Calibration of the High-Resolution Common Land Model in Simulating the Soil Moisture Over the Northeastern China Using an Adaptive Parameter Learning Method

The growing complexity of land surface models (LSMs) presents significant challenges for parameter calibration. Compared to traditional optimization algorithms, the deep learning-based optimization framework, namely differentiable parameter learning (dPL), reduces computational costs and achieves greater spatial generalizability. However, the effectiveness of the parameter values derived from dPL in enhancing land surface modeling needs further verification. This study introduced a deep learning-based adaptive parameter learning (APL) framework for efficiently optimizing key parameters in the Common Land Model (CoLM) to simulate high-resolution soil moisture (SM) across Northeast China.

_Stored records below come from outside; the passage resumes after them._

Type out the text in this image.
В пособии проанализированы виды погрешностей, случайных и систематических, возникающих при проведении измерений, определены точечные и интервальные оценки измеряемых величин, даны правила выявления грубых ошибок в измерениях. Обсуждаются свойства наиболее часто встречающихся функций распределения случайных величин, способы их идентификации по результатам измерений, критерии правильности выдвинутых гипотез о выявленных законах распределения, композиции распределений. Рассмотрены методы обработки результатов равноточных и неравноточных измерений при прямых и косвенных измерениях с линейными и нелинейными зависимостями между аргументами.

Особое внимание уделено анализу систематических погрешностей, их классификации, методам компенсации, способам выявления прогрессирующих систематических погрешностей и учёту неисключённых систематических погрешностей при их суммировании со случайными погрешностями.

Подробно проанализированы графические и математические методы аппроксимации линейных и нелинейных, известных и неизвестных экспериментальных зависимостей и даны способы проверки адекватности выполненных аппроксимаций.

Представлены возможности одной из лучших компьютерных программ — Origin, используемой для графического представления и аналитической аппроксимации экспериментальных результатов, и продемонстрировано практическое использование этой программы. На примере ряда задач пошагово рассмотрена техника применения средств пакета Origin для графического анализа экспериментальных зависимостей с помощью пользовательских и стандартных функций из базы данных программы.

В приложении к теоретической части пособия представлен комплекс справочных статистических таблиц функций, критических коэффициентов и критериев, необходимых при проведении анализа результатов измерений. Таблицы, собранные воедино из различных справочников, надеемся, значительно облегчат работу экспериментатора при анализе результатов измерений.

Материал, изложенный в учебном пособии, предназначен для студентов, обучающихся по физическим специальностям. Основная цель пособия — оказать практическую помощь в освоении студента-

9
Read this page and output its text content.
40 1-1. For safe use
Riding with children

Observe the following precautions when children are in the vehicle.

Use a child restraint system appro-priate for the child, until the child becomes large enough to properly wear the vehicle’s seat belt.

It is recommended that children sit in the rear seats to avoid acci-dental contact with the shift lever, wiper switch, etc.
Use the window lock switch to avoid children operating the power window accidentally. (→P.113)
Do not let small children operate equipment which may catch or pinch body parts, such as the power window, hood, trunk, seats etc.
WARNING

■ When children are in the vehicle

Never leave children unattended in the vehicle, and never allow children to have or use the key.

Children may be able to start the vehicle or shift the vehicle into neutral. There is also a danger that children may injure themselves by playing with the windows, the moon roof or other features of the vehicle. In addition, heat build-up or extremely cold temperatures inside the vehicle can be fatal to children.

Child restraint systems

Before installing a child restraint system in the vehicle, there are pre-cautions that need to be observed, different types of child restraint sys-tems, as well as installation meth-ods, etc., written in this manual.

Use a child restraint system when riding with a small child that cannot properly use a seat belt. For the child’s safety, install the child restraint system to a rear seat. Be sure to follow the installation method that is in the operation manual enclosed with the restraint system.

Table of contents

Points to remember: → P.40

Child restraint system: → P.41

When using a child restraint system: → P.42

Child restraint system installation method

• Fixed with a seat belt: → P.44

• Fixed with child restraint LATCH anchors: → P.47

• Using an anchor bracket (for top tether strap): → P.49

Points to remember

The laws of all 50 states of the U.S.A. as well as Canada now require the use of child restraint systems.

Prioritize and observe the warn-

We began by constructing a surrogate model using long short-term memory networks to capture the relationships between CoLM parameters, meteorological forcing data, and simulated SM. Initial parameter optimization using the dPL framework improved SM simulations but revealed discrepancies between the performances of surrogate and process-based models. The APL framework builds upon dPL by iteratively refining surrogate models with expanded training data sets enhancing their ability to approximate the behavior of process-based models. Evaluations using four metrics—bias, root mean square error, correlation, and Kling–Gupta efficiency—demonstrated that APL outperformed dPL with both frameworks providing robust parameter estimates. This study underscored the potential of deep learning-based parameter optimization frameworks to overcome traditional calibration challenges in LSMs by improving computational efficiency, enhancing spatial consistency and increasing resilience to uncertainties in forcing and reference data. Finally, we recommended that improving physical coherence in LSMs should not rely solely on adjusting a few parameters but requires a comprehensive approach, including identifying key parameters, employing multiobjective parameter optimization, and, critically, utilizing high-precision land surface benchmarking data sets.